Debugging Network Performance

Bill Fink billfink at mindspring.com
Wed Jun 5 15:18:32 EST 2002


On Tue, 4 Jun 2002, Allen Curtis wrote:

> > If you think it is a kernel problem some benchmarks may help you narrow
> > down the problem. Networks are pretty fluid and sometimes hard to get
> > reproducible results. When I try to determine driver/kernel network
> > perfomance I try to use an isolated network where I have control over all
> > traffic or I use test hardware such as IXIA or Smartbits.
>
> All testing is done on an isolated network. I do not believe that the
> problem is in the driver itself. The driver has not changed significantly. I
> do need to check the error path since it appears that errors actually help
> performance.
>
> What is the best way to track packet processing through the kernel?

When I was helping to investigate a performance problem with the SUNGEM
driver versus the GMAC driver, Anton Blanchard made the following suggestion:

    "It would be interesting to see where the cpu is being used.
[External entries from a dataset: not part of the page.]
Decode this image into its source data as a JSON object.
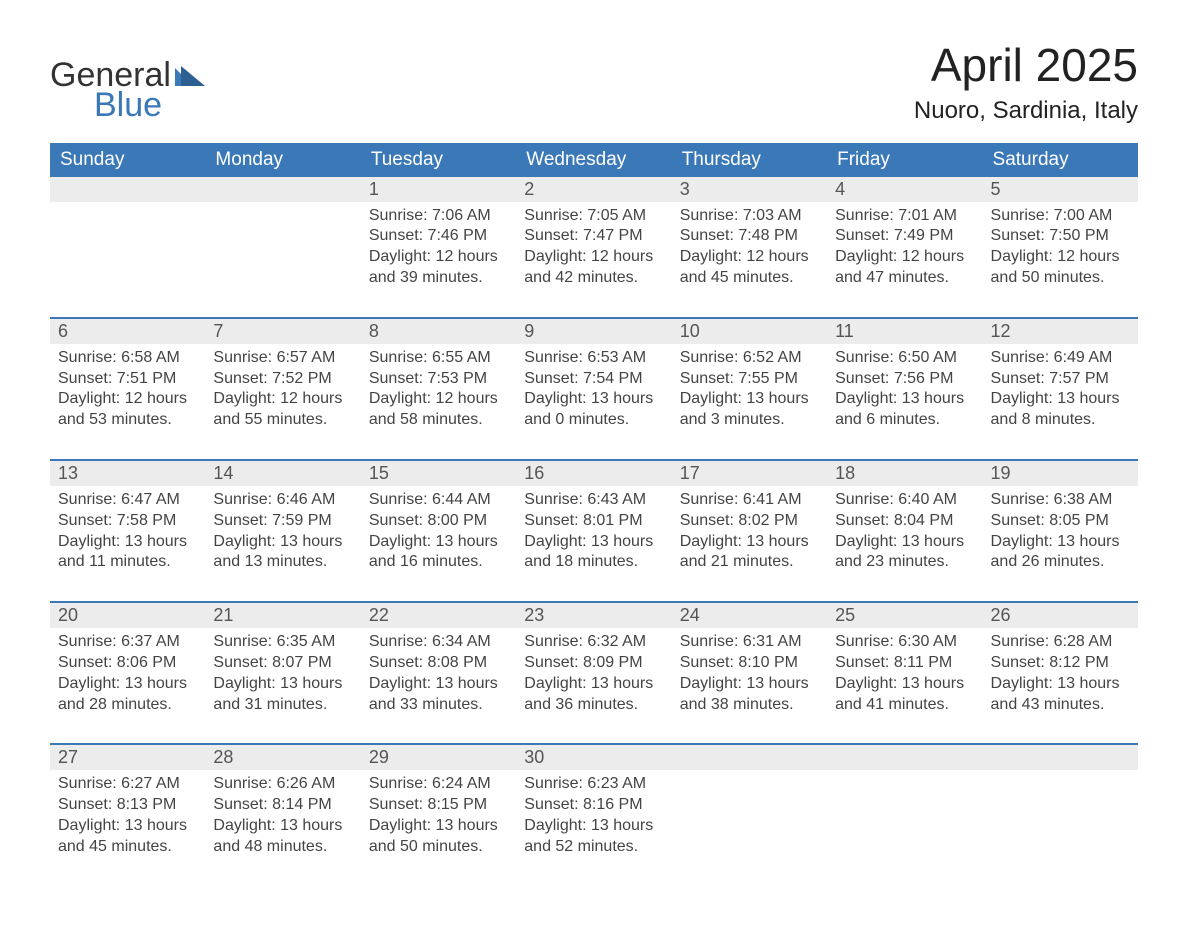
{
  "brand": {
    "line1": "General",
    "line2": "Blue"
  },
  "title": "April 2025",
  "subtitle": "Nuoro, Sardinia, Italy",
  "colors": {
    "accent": "#3b78b8",
    "row_border": "#3b78b8",
    "daynum_bg": "#ececec",
    "text": "#333333",
    "page_bg": "#ffffff",
    "header_text": "#ffffff"
  },
  "weekdays": [
    "Sunday",
    "Monday",
    "Tuesday",
    "Wednesday",
    "Thursday",
    "Friday",
    "Saturday"
  ],
  "weeks": [
    [
      {
        "day": null
      },
      {
        "day": null
      },
      {
        "day": 1,
        "sunrise": "7:06 AM",
        "sunset": "7:46 PM",
        "daylight": "12 hours and 39 minutes."
      },
      {
        "day": 2,
        "sunrise": "7:05 AM",
        "sunset": "7:47 PM",
        "daylight": "12 hours and 42 minutes."
      },
      {
        "day": 3,
        "sunrise": "7:03 AM",
        "sunset": "7:48 PM",
        "daylight": "12 hours and 45 minutes."
      },
      {
        "day": 4,
        "sunrise": "7:01 AM",
        "sunset": "7:49 PM",
        "daylight": "12 hours and 47 minutes."
      },
      {
        "day": 5,
        "sunrise": "7:00 AM",
        "sunset": "7:50 PM",
        "daylight": "12 hours and 50 minutes."
      }
    ],
    [
      {
        "day": 6,
        "sunrise": "6:58 AM",
        "sunset": "7:51 PM",
        "daylight": "12 hours and 53 minutes."
      },
      {
        "day": 7,
        "sunrise": "6:57 AM",
        "sunset": "7:52 PM",
        "daylight": "12 hours and 55 minutes."
      },
      {
        "day": 8,
        "sunrise": "6:55 AM",
        "sunset": "7:53 PM",
        "daylight": "12 hours and 58 minutes."
      },
      {
        "day": 9,
        "sunrise": "6:53 AM",
        "sunset": "7:54 PM",
        "daylight": "13 hours and 0 minutes."
      },
      {
        "day": 10,
        "sunrise": "6:52 AM",
        "sunset": "7:55 PM",
        "daylight": "13 hours and 3 minutes."
      },
      {
        "day": 11,
        "sunrise": "6:50 AM",
        "sunset": "7:56 PM",
        "daylight": "13 hours and 6 minutes."
      },
      {
        "day": 12,
        "sunrise": "6:49 AM",
        "sunset": "7:57 PM",
        "daylight": "13 hours and 8 minutes."
      }
    ],
    [
      {
        "day": 13,
        "sunrise": "6:47 AM",
        "sunset": "7:58 PM",
        "daylight": "13 hours and 11 minutes."
      },
      {
        "day": 14,
        "sunrise": "6:46 AM",
        "sunset": "7:59 PM",
        "daylight": "13 hours and 13 minutes."
      },
      {
        "day": 15,
        "sunrise": "6:44 AM",
        "sunset": "8:00 PM",
        "daylight": "13 hours and 16 minutes."
      },
      {
        "day": 16,
        "sunrise": "6:43 AM",
        "sunset": "8:01 PM",
        "daylight": "13 hours and 18 minutes."
      },
      {
        "day": 17,
        "sunrise": "6:41 AM",
        "sunset": "8:02 PM",
        "daylight": "13 hours and 21 minutes."
      },
      {
        "day": 18,
        "sunrise": "6:40 AM",
        "sunset": "8:04 PM",
        "daylight": "13 hours and 23 minutes."
      },
      {
        "day": 19,
        "sunrise": "6:38 AM",
        "sunset": "8:05 PM",
        "daylight": "13 hours and 26 minutes."
      }
    ],
    [
      {
        "day": 20,
        "sunrise": "6:37 AM",
        "sunset": "8:06 PM",
        "daylight": "13 hours and 28 minutes."
      },
      {
        "day": 21,
        "sunrise": "6:35 AM",
        "sunset": "8:07 PM",
        "daylight": "13 hours and 31 minutes."
      },
      {
        "day": 22,
        "sunrise": "6:34 AM",
        "sunset": "8:08 PM",
        "daylight": "13 hours and 33 minutes."
      },
      {
        "day": 23,
        "sunrise": "6:32 AM",
        "sunset": "8:09 PM",
        "daylight": "13 hours and 36 minutes."
      },
      {
        "day": 24,
        "sunrise": "6:31 AM",
        "sunset": "8:10 PM",
        "daylight": "13 hours and 38 minutes."
      },
      {
        "day": 25,
        "sunrise": "6:30 AM",
        "sunset": "8:11 PM",
        "daylight": "13 hours and 41 minutes."
      },
      {
        "day": 26,
        "sunrise": "6:28 AM",
        "sunset": "8:12 PM",
        "daylight": "13 hours and 43 minutes."
      }
    ],
    [
      {
        "day": 27,
        "sunrise": "6:27 AM",
        "sunset": "8:13 PM",
        "daylight": "13 hours and 45 minutes."
      },
      {
        "day": 28,
        "sunrise": "6:26 AM",
        "sunset": "8:14 PM",
        "daylight": "13 hours and 48 minutes."
      },
      {
        "day": 29,
        "sunrise": "6:24 AM",
        "sunset": "8:15 PM",
        "daylight": "13 hours and 50 minutes."
      },
      {
        "day": 30,
        "sunrise": "6:23 AM",
        "sunset": "8:16 PM",
        "daylight": "13 hours and 52 minutes."
      },
      {
        "day": null
      },
      {
        "day": null
      },
      {
        "day": null
      }
    ]
  ],
  "labels": {
    "sunrise_prefix": "Sunrise: ",
    "sunset_prefix": "Sunset: ",
    "daylight_prefix": "Daylight: "
  }
}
Could you
    boot with profile=2 and use readprofile to find the worst cpu hogs
    during a run?"

I actually never tried doing this as the problem was resolved through
other methods, but it sounded like something possibly useful to try.

The problem with the poor SUNGEM performance turned out to be lots of
extraneous unnecessary interrupts, so you might want to check out the
eth0 interrupts in /proc/interrupts, comparing the two cases.